Northwest Arkansas Democrat-Gazette
Local coffee brewer wins national title
Onyx’s Siemens 19th at world event
BENTONVILLE — Patrons of Onyx Coffee Lab who are lucky enough to have their coffee crafted by Dylan Siemens drink a cup brewed by one of the world’s best brewers, literally.
Siemens became the U.S. Brewers Cup Champion at the three-day U.S. Coffee Championships in Seattle in April, which gave him the opportunity to represent the United States at the World Brewers Cup Championship in June in Budapest, Hungary.
There he placed 19th out of 41 brewers from around the globe in the competition based on manual brewing. Contestants used ratios, water temperatures and technique to control the flavor of the cup they were brewing.
Onyx’s national award and international participation affirms the region’s growing culinary scene and the role of coffee in it, culinary professionals said.
The competition was all about innovation and stretching and bending brewing practices and rules, said Andrea Allen, co-owner of Onyx.
“It’s a lot like poetry,” she said. “They say you have to know the rules before you can break them. Competition
is all about breaking out of what you normally think about what coffee service and coffee itself looks like.”
The competition was an opportunity for Siemens to learn how other cultures brew and approach coffee, he said, explaining U.S. coffee drinkers brew coffee stronger than most countries where it’s brewed “a little lighter and more delicate.”
“I learned being on a world stage and what world-caliber coffee brewing is like. It’s a very unique experience,” he said. “I also learned that what we’re doing in Northwest Arkansas is up to that caliber. It was affirmation.”
Several online coffee-focused publications covering the national competition mentioned Siemens’ success placed Arkansas on the map for coffee lovers.
Northwest Arkansas is relatively small population-wise in comparison to other nearby cities such as Tulsa and Oklahoma City or Kansas City and Dallas, said Glenn Mack, executive director of Brightwater: A Center for the Study of Food.
Brightwater is Northwest Arkansas Community College’s culinary program and is an anchor tenant of 8th Street Market within Bentonville’s Market District in the southeast downtown area.
“When we [Northwest Arkansas culinary professionals] start winning awards on a national and [compete on] an international level, people do sit up and take notice,” he said. “We are very proud of our own. I think there is a regional intentionality to continue to improve the culinary offerings. We encourage and support each other to go on to greater heights.”
Awards and high-level competition give exposure to everyone from the coffee farmers to Onyx as a business to the area as a whole, Siemens said.

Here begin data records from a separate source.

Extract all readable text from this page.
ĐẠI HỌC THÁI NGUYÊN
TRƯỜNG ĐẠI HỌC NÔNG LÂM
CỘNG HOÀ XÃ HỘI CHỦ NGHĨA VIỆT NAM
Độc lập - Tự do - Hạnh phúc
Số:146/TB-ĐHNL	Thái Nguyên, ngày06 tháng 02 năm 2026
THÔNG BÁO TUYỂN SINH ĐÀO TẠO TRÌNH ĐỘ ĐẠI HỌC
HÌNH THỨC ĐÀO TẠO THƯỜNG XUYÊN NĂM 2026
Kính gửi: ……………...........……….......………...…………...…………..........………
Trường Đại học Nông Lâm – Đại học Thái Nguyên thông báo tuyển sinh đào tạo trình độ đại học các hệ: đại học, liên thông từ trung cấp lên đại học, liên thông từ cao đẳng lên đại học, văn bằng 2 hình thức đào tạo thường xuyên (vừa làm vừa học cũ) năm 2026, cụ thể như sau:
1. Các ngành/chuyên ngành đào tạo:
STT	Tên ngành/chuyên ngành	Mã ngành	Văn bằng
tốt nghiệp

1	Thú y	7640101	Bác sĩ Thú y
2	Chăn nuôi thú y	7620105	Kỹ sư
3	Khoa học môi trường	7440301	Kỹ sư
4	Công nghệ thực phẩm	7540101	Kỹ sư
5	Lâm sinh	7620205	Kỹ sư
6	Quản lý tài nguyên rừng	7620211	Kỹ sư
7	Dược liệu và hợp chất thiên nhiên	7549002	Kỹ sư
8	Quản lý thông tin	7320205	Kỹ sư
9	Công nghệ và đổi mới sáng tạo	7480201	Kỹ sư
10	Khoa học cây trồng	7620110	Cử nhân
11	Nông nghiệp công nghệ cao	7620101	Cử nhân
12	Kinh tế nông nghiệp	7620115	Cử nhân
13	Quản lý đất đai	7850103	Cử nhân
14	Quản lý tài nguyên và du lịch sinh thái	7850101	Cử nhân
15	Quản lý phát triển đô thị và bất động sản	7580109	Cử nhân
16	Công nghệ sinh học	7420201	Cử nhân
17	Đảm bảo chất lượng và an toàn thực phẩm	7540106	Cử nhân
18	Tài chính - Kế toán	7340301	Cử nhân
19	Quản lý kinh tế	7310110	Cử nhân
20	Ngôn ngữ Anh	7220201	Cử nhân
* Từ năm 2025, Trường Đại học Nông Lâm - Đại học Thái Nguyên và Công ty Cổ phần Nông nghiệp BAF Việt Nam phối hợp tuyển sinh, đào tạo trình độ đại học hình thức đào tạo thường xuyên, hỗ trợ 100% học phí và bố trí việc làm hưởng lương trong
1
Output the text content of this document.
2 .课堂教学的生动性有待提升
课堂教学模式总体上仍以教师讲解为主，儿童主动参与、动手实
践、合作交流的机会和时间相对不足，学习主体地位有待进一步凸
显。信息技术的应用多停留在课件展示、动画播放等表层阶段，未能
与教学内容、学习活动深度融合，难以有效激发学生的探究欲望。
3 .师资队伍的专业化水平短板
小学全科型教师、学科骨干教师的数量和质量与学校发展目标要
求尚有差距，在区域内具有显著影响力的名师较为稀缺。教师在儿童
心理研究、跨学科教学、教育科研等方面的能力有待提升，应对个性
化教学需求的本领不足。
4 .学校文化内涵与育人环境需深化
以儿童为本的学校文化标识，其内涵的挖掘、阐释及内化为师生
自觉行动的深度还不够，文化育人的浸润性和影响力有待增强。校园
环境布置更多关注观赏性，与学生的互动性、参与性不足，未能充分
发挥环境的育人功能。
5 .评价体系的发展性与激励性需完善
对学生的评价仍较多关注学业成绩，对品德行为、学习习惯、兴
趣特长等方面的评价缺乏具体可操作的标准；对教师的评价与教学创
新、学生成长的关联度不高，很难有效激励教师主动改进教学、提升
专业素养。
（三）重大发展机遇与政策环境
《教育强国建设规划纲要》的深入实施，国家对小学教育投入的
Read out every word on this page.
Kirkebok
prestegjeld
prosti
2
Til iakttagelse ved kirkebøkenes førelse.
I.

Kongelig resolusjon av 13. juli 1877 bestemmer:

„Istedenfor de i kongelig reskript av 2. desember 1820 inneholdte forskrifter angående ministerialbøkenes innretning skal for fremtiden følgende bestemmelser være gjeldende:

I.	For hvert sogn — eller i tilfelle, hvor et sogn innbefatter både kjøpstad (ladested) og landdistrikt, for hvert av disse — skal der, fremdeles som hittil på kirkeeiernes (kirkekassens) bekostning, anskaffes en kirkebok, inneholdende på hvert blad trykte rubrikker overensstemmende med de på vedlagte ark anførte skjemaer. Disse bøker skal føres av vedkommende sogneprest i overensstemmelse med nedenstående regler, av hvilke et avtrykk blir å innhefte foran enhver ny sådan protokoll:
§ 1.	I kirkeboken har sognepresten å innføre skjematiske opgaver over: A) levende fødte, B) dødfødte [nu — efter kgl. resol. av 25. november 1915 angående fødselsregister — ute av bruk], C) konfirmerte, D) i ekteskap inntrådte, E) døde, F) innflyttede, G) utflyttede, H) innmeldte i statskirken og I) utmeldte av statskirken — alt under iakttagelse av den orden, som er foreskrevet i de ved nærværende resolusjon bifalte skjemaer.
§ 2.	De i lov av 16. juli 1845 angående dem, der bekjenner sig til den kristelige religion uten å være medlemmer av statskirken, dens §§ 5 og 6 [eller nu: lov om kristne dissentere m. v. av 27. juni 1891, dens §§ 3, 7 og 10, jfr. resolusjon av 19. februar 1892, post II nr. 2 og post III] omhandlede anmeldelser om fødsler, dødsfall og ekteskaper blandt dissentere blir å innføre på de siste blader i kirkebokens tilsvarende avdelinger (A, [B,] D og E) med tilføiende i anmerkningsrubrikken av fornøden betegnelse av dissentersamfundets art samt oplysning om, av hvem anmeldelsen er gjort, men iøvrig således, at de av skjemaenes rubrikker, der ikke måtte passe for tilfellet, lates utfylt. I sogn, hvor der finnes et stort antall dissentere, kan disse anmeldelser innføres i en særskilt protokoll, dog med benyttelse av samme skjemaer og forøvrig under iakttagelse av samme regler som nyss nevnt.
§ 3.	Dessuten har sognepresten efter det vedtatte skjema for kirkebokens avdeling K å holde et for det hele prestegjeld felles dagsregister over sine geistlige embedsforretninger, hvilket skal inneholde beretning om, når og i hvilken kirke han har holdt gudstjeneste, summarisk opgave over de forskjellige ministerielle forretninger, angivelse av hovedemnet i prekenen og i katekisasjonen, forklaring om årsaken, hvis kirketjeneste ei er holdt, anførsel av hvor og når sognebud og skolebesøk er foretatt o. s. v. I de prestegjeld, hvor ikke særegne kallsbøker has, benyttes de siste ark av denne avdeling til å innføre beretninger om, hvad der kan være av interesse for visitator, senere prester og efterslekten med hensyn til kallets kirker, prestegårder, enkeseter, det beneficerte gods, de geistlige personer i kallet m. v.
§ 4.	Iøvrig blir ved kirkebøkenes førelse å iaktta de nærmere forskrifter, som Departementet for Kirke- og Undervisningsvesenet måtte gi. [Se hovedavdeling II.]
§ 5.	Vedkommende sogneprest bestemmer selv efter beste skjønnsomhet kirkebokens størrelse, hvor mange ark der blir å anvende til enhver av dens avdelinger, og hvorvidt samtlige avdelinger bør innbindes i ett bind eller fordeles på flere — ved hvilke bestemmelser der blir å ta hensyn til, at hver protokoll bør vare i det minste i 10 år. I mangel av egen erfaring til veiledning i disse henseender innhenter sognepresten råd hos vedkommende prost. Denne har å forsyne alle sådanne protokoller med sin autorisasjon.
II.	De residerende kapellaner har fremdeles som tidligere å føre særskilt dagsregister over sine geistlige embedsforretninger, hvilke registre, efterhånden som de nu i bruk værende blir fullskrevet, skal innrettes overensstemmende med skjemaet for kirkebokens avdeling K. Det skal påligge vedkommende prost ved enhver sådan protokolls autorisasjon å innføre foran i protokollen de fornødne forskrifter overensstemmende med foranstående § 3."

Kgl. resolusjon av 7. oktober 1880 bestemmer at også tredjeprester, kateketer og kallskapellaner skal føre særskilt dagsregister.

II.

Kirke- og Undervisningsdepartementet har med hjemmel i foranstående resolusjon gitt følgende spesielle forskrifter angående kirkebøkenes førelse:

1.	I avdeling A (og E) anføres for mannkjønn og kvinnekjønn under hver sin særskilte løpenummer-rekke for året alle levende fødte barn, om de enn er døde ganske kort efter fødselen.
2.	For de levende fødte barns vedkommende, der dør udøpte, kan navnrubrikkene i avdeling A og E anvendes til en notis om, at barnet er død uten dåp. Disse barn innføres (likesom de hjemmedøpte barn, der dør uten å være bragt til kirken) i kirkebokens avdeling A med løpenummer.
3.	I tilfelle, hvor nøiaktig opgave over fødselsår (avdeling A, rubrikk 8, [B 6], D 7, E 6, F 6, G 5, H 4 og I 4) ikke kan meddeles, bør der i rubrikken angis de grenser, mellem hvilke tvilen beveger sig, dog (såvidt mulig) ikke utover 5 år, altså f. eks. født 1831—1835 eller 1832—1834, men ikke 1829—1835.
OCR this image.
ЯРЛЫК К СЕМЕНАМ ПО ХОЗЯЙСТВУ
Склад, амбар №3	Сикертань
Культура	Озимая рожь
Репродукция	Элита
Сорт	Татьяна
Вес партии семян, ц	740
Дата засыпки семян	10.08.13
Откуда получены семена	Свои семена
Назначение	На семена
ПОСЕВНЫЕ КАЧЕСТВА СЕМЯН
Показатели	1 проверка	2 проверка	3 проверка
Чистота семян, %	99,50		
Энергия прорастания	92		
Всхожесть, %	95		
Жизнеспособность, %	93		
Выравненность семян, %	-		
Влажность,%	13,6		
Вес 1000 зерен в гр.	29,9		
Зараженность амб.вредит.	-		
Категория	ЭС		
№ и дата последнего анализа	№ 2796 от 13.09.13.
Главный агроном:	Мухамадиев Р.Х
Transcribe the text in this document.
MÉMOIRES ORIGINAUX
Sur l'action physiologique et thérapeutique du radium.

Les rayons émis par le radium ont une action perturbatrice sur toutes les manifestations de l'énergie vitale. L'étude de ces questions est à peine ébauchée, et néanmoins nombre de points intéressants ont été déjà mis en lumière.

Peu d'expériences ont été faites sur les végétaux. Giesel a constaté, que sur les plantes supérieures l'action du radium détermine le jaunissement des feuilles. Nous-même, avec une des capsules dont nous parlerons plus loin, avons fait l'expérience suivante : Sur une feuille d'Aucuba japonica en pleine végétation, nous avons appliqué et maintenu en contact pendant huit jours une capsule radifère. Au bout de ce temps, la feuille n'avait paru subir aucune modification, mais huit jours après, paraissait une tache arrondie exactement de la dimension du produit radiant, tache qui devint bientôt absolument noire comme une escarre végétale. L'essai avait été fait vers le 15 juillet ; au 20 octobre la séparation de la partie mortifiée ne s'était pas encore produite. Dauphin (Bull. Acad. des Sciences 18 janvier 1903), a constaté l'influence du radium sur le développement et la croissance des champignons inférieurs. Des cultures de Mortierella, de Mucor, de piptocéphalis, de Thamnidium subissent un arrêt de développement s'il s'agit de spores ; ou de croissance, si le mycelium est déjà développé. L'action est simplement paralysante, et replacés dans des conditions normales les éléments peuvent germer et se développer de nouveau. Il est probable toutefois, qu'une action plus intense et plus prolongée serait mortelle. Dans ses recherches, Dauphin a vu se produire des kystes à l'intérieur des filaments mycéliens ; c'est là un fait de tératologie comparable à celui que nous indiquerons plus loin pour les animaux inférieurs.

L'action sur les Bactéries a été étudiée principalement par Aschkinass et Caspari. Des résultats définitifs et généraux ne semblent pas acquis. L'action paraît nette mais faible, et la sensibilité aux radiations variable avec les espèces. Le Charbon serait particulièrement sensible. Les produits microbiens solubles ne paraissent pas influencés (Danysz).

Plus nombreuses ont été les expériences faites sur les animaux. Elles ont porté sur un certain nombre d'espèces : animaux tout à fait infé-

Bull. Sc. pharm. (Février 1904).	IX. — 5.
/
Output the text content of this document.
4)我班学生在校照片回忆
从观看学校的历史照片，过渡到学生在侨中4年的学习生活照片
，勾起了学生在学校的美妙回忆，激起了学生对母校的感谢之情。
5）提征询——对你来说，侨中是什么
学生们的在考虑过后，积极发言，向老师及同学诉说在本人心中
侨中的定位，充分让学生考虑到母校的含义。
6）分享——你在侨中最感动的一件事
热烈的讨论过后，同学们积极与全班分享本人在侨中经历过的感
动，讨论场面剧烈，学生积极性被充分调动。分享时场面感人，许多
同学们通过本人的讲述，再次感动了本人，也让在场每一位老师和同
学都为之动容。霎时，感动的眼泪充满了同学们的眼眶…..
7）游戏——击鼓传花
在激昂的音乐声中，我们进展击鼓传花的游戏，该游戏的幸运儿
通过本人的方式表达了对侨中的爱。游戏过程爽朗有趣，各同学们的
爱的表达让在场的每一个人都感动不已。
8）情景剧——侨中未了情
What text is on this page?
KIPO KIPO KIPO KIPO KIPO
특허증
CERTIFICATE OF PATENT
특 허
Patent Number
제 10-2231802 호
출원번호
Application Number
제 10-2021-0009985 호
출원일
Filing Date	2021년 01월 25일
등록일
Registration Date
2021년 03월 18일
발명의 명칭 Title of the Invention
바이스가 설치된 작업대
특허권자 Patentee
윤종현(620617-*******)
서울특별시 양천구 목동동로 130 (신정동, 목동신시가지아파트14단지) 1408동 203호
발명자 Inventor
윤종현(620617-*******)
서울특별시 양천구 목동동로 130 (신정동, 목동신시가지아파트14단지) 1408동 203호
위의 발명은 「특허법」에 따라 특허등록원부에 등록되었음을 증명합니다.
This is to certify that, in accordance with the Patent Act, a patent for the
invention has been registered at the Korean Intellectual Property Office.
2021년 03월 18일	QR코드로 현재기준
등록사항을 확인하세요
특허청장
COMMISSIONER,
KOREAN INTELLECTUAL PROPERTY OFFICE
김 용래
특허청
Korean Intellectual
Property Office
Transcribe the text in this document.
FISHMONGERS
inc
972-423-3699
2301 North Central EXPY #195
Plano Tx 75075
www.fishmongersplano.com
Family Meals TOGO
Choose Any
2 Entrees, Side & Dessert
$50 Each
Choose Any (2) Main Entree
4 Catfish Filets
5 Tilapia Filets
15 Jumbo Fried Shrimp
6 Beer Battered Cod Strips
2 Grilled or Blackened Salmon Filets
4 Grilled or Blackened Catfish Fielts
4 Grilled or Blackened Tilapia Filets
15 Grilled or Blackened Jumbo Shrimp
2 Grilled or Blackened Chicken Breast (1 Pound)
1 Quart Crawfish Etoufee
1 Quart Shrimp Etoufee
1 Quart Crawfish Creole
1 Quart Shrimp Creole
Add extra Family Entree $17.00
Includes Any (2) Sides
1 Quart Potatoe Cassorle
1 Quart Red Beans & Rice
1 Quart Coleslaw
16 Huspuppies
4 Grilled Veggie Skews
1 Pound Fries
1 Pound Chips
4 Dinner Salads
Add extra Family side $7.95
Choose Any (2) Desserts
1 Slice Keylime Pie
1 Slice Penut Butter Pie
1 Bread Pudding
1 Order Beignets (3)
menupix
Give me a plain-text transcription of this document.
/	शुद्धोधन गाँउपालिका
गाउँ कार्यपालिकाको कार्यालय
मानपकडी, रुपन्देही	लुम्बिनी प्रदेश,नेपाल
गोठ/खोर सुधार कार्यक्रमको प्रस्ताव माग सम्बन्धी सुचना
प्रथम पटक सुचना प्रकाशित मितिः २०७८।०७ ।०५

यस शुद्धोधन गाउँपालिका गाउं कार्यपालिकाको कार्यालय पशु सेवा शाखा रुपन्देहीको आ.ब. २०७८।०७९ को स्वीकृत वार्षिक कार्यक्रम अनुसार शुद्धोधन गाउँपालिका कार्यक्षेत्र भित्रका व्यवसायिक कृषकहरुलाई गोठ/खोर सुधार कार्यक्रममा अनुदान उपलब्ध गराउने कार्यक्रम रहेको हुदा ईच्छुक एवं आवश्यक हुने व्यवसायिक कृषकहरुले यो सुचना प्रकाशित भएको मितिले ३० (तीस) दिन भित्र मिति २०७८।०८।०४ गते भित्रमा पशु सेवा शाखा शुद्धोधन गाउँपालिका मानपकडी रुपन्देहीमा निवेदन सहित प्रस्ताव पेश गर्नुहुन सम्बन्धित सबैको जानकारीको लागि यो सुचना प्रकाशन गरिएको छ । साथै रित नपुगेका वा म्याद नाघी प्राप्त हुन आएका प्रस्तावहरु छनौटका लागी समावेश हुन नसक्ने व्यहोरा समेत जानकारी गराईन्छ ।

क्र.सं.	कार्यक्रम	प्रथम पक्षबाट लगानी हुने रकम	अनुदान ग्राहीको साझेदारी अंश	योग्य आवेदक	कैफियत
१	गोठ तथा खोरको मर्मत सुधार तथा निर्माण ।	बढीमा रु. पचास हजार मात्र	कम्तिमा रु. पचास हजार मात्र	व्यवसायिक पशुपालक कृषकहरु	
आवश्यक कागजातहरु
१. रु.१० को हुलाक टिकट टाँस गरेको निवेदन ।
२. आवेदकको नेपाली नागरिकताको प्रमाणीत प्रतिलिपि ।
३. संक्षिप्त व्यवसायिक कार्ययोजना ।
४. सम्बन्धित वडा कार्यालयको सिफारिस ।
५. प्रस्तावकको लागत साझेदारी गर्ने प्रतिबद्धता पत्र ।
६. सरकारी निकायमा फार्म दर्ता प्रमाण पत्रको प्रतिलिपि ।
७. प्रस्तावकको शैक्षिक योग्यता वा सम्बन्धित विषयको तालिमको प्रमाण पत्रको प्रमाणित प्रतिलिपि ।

“It just brings awareness that there are things happening in areas that you might not expect like Bentonville,” he said. “It brings people in, and it gives validity even though we might not be on the coast.”
Siemens, 24, was born in Colorado but has lived in Northwest Arkansas since he was 10. He’s seen the cultural and culinary emergence take place in the region, especially over the past five years since he started working as a barista at Onyx when it only had one location in Springdale back in 2012.
“The more I travel around and go to the coasts and experience food and coffee and just beverage culture then I come home and I realize all those same things are happening here and growing exponentially,” Siemens said.
The growth of the culinary scene has been phenomenal and something Onyx is excited to be a part of, he said.
The coffee lab now has three locations — on Sunset Avenue in Springdale, on Gregg Avenue in Fayetteville, in Midtown Center in Bentonville — and a fourth is coming to East Walnut Street in Rogers, according to the company’s website. The business also has a wholesale retail side as well.
Coffee has an interesting role in the growing culinary scene because it’s not often considered to be a high form of culinary art, Allen said. She explained often times restaurants can put so much thought and intentionality into the preparation and presentation of the meal and that the coffee can just be an after-thought.
“So in that way I feel like coffee has to really compete to be on the culinary scene,” she said. “What we try to do here to try to help our costumers think about coffee in a more culinary way is to have a lot of really fun seasonal menus that feature coffee in a bunch of different forms.”
Two examples on the current menu include a cascara dark and stormy and a cascara lemonade, both of which use cascara, the dried cherries that comes from the coffee plant.
“We’re using coffee in those drinks, but it’s not the way people think about coffee,” she said. “In that way, I think we’re bringing some fun, innovation to the area.”
Mack said he would love to see Onyx continue to teach the area the “beauties of drinking fine coffee” and train more professional coffee roasters and baristas.
Siemens’ accomplishments can also serve as inspiration to Brightwater students and what they can aspire to do, he said.
Siemens served as a barista his first year and a half at Onyx before he was offered a full-time position as the company’s head of training. He’s been in charge of training all the baristas as well those in other coffee shops where Onyx is offered for the past 2½ years.
So even Onyx patrons whose cup is brewed by another barista, can be assured their barista was trained by one of the world’s best brewers.
“I learned being on a world stage and what world-caliber coffee brewing is like. It’s a very unique experience. I also learned that what we’re doing in Northwest Arkansas is up to that caliber. It was affirmation.”